Retail chain Action is looking for alternative sources of supply for stock from China. The corona virus outbreak centred around Wuhan could send the whole country into lockdown for the foreseeable future, so the retailer is hedging its bets by exploring opportunities for sourcing goods elsewhere. 

The outbreak of the virus can have consequences for supplies to stores and companies that trade with China, especially if the situation persists for any length of time. Action currently sources approximately half of its product range from Asia, and virtually all product categories include some items that are made in China. Although the situation is not yet acute, the retailer is already planning for various scenarios, according to Dutch newspaper Algemeen Dagblad (AD).
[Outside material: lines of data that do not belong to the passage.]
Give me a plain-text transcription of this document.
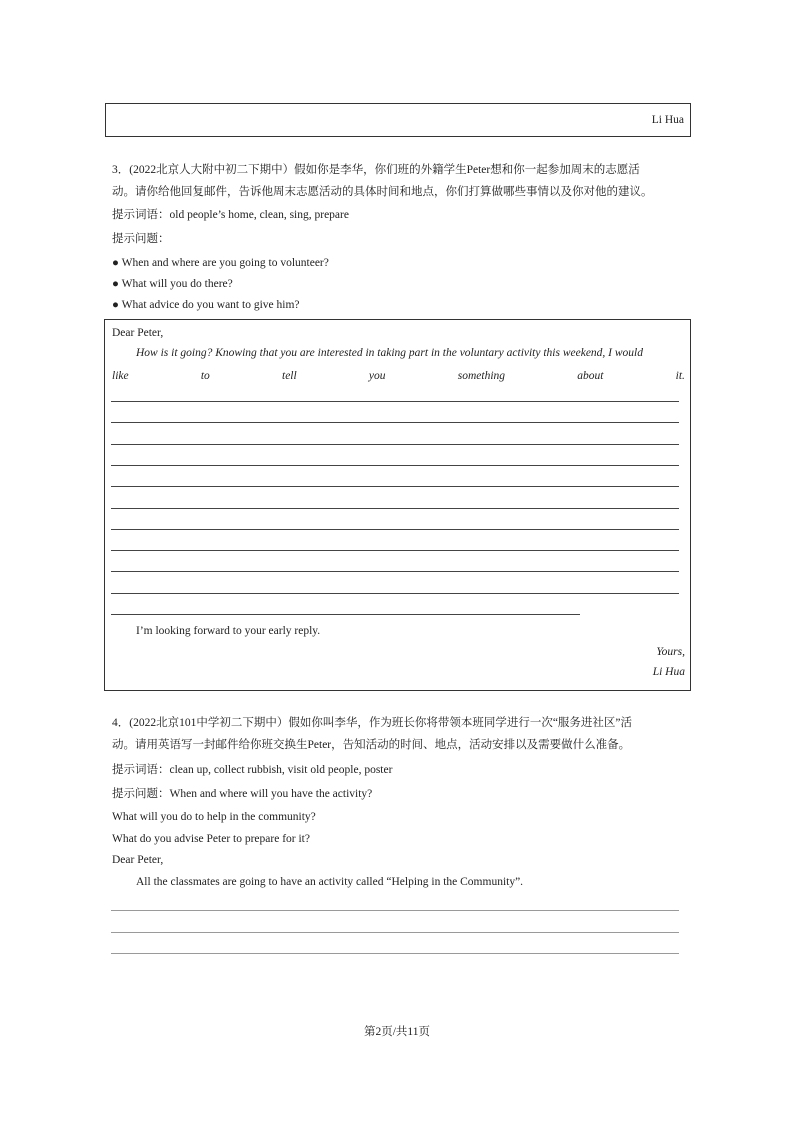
Li Hua
3．(2022北京人大附中初二下期中）假如你是李华，你们班的外籍学生Peter想和你一起参加周末的志愿活
动。请你给他回复邮件，告诉他周末志愿活动的具体时间和地点，你们打算做哪些事情以及你对他的建议。
提示词语：old people’s home, clean, sing, prepare
提示问题：
● When and where are you going to volunteer?
● What will you do there?
● What advice do you want to give him?
Dear Peter,
How is it going? Knowing that you are interested in taking part in the voluntary activity this weekend, I would
like	to	tell	you	something	about	it.
I’m looking forward to your early reply.
Yours,
Li Hua
4．(2022北京101中学初二下期中）假如你叫李华，作为班长你将带领本班同学进行一次“服务进社区”活
动。请用英语写一封邮件给你班交换生Peter，告知活动的时间、地点，活动安排以及需要做什么准备。
提示词语：clean up, collect rubbish, visit old people, poster
提示问题：When and where will you have the activity?
What will you do to help in the community?
What do you advise Peter to prepare for it?
Dear Peter,
All the classmates are going to have an activity called “Helping in the Community”.
第2页/共11页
Bart Vos, Scientific Director of the Brightlands Institute for Supply Chain Innovation (BISCI) which is linked to Maastricht University, believes that is a wise decision by Action, because he expects the virus to have a significant impact on the global economy. “The SARS virus caused considerable financial damage back in 2003, and China has become a much bigger player in the world’s supply chains since then,” stated Vos. Likewise, economists from ING envisage problems worldwide if the country is no longer able to keep customers supplied with essential electronic components.

Rising transport rates

Many businesses and factories in China itself have been closed for some time. In the airline sector, most cargo flights are still running for now, but countless passenger flights have been cancelled. Because such flights also tend to carry a substantial amount of air freight, Dutch logistics industry association Evofenedex predicts that transport rates will rise.
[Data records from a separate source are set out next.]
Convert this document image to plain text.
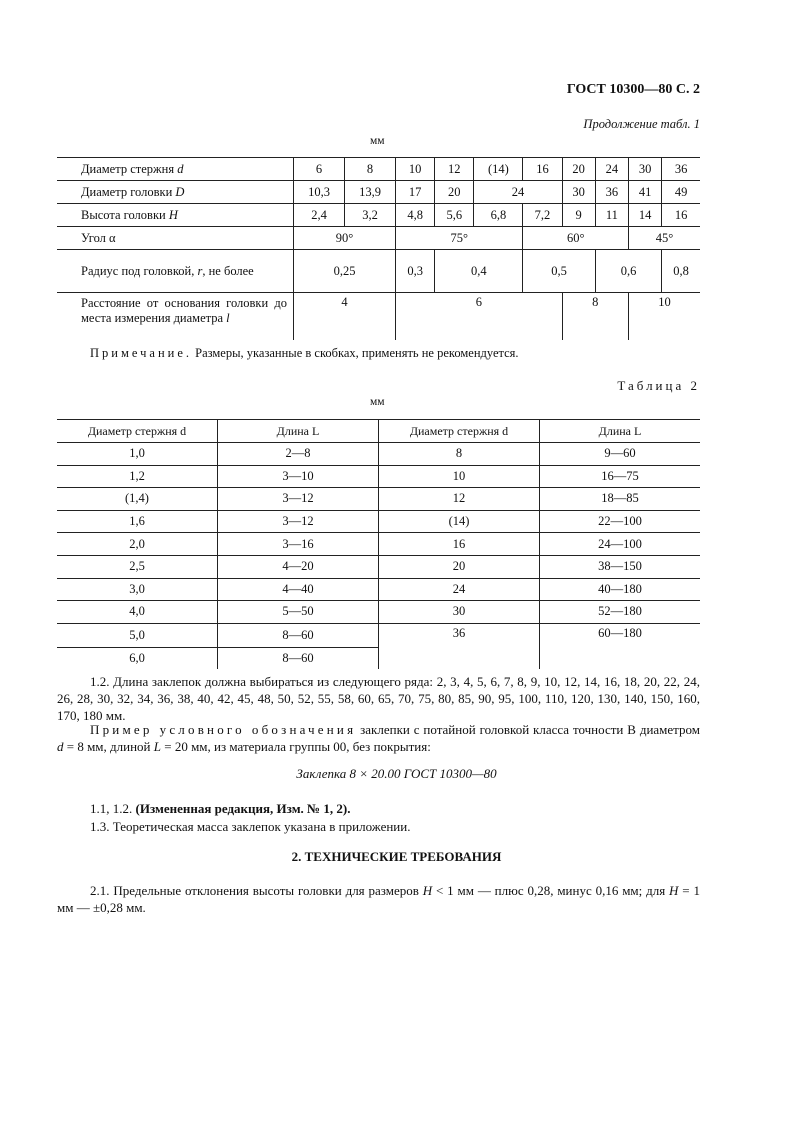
ГОСТ 10300—80 С. 2
Продолжение табл. 1
мм
Диаметр стержня d	6	8	10	12	(14)	16	20	24	30	36
Диаметр головки D	10,3	13,9	17	20	24		30	36	41	49
Высота головки H	2,4	3,2	4,8	5,6	6,8	7,2	9	11	14	16
Угол α	90°		75°			60°			45°	
Радиус под головкой, r, не более	0,25		0,3	0,4		0,5		0,6		0,8
Расстояние от основания головки до места измерения диаметра l	4		6				8		10	
Примечание. Размеры, указанные в скобках, применять не рекомендуется.
Таблица 2
мм
Диаметр стержня d	Длина L	Диаметр стержня d	Длина L
1,0	2—8	8	9—60
1,2	3—10	10	16—75
(1,4)	3—12	12	18—85
1,6	3—12	(14)	22—100
2,0	3—16	16	24—100
2,5	4—20	20	38—150
3,0	4—40	24	40—180
4,0	5—50	30	52—180
5,0	8—60	36	60—180
6,0	8—60		
1.2. Длина заклепок должна выбираться из следующего ряда: 2, 3, 4, 5, 6, 7, 8, 9, 10, 12, 14, 16, 18, 20, 22, 24, 26, 28, 30, 32, 34, 36, 38, 40, 42, 45, 48, 50, 52, 55, 58, 60, 65, 70, 75, 80, 85, 90, 95, 100, 110, 120, 130, 140, 150, 160, 170, 180 мм.
Пример условного обозначения заклепки с потайной головкой класса точности В диаметром d = 8 мм, длиной L = 20 мм, из материала группы 00, без покрытия:
Заклепка 8 × 20.00 ГОСТ 10300—80
1.1, 1.2. (Измененная редакция, Изм. № 1, 2).
1.3. Теоретическая масса заклепок указана в приложении.
2. ТЕХНИЧЕСКИЕ ТРЕБОВАНИЯ
2.1. Предельные отклонения высоты головки для размеров H < 1 мм — плюс 0,28, минус 0,16 мм; для H = 1 мм — ±0,28 мм.
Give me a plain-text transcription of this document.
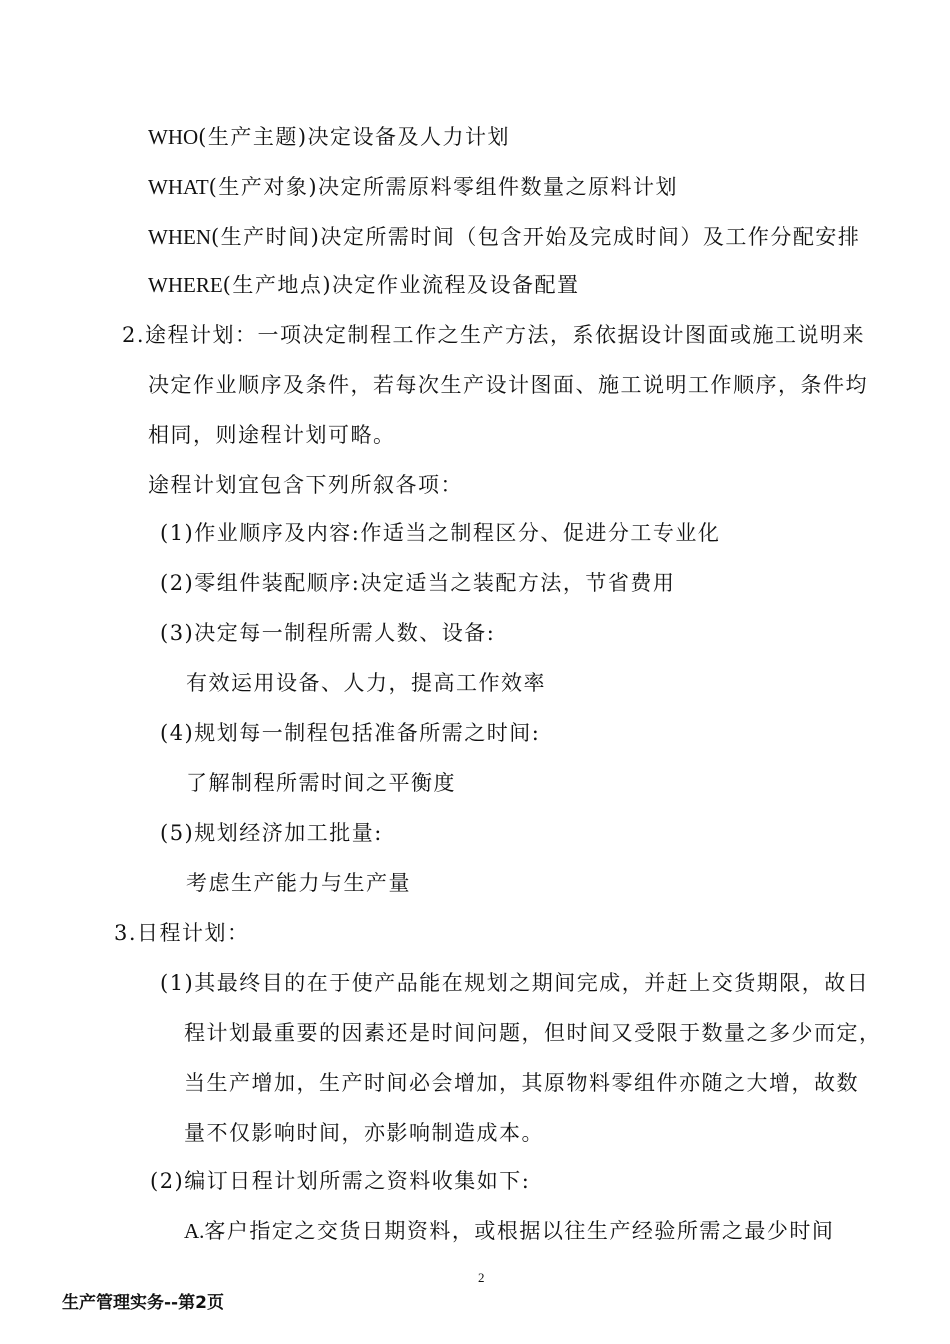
WHO(生产主题)决定设备及人力计划
WHAT(生产对象)决定所需原料零组件数量之原料计划
WHEN(生产时间)决定所需时间（包含开始及完成时间）及工作分配安排
WHERE(生产地点)决定作业流程及设备配置
2.途程计划：一项决定制程工作之生产方法，系依据设计图面或施工说明来
决定作业顺序及条件，若每次生产设计图面、施工说明工作顺序，条件均
相同，则途程计划可略。
途程计划宜包含下列所叙各项：
(1)作业顺序及内容:作适当之制程区分、促进分工专业化
(2)零组件装配顺序:决定适当之装配方法，节省费用
(3)决定每一制程所需人数、设备:
有效运用设备、人力，提高工作效率
(4)规划每一制程包括准备所需之时间:
了解制程所需时间之平衡度
(5)规划经济加工批量:
考虑生产能力与生产量
3.日程计划：
(1)其最终目的在于使产品能在规划之期间完成，并赶上交货期限，故日
程计划最重要的因素还是时间问题，但时间又受限于数量之多少而定，
当生产增加，生产时间必会增加，其原物料零组件亦随之大增，故数
量不仅影响时间，亦影响制造成本。
(2)编订日程计划所需之资料收集如下:
A.客户指定之交货日期资料，或根据以往生产经验所需之最少时间
2
生产管理实务--第2页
“To put it bluntly, the suspension of flights and ocean shipments to and from China will lead to reductions in air cargo capacity at Amsterdam Airport Schiphol and container shipping capacity in Rotterdam, for example,” said Managing Director Machiel van der Kuijl in AD. He added that the Chinese measures are already affecting a relatively large percentage of the international transport capacity for air and ocean shipments. “That decline in capacity will influence the price of freight transport to China.”

FME helpline

FME, the Dutch association for the technological industry, has already heard from various companies that they are experiencing problems due to the corona virus outbreak. In fact, FME recently launched a special helpline for any members that are suffering due to the effects of the lockdown in the Wuhan region. “Many Chinese factories are already closed, causing a knock-on effect for supplies of products and raw materials,” stated FME.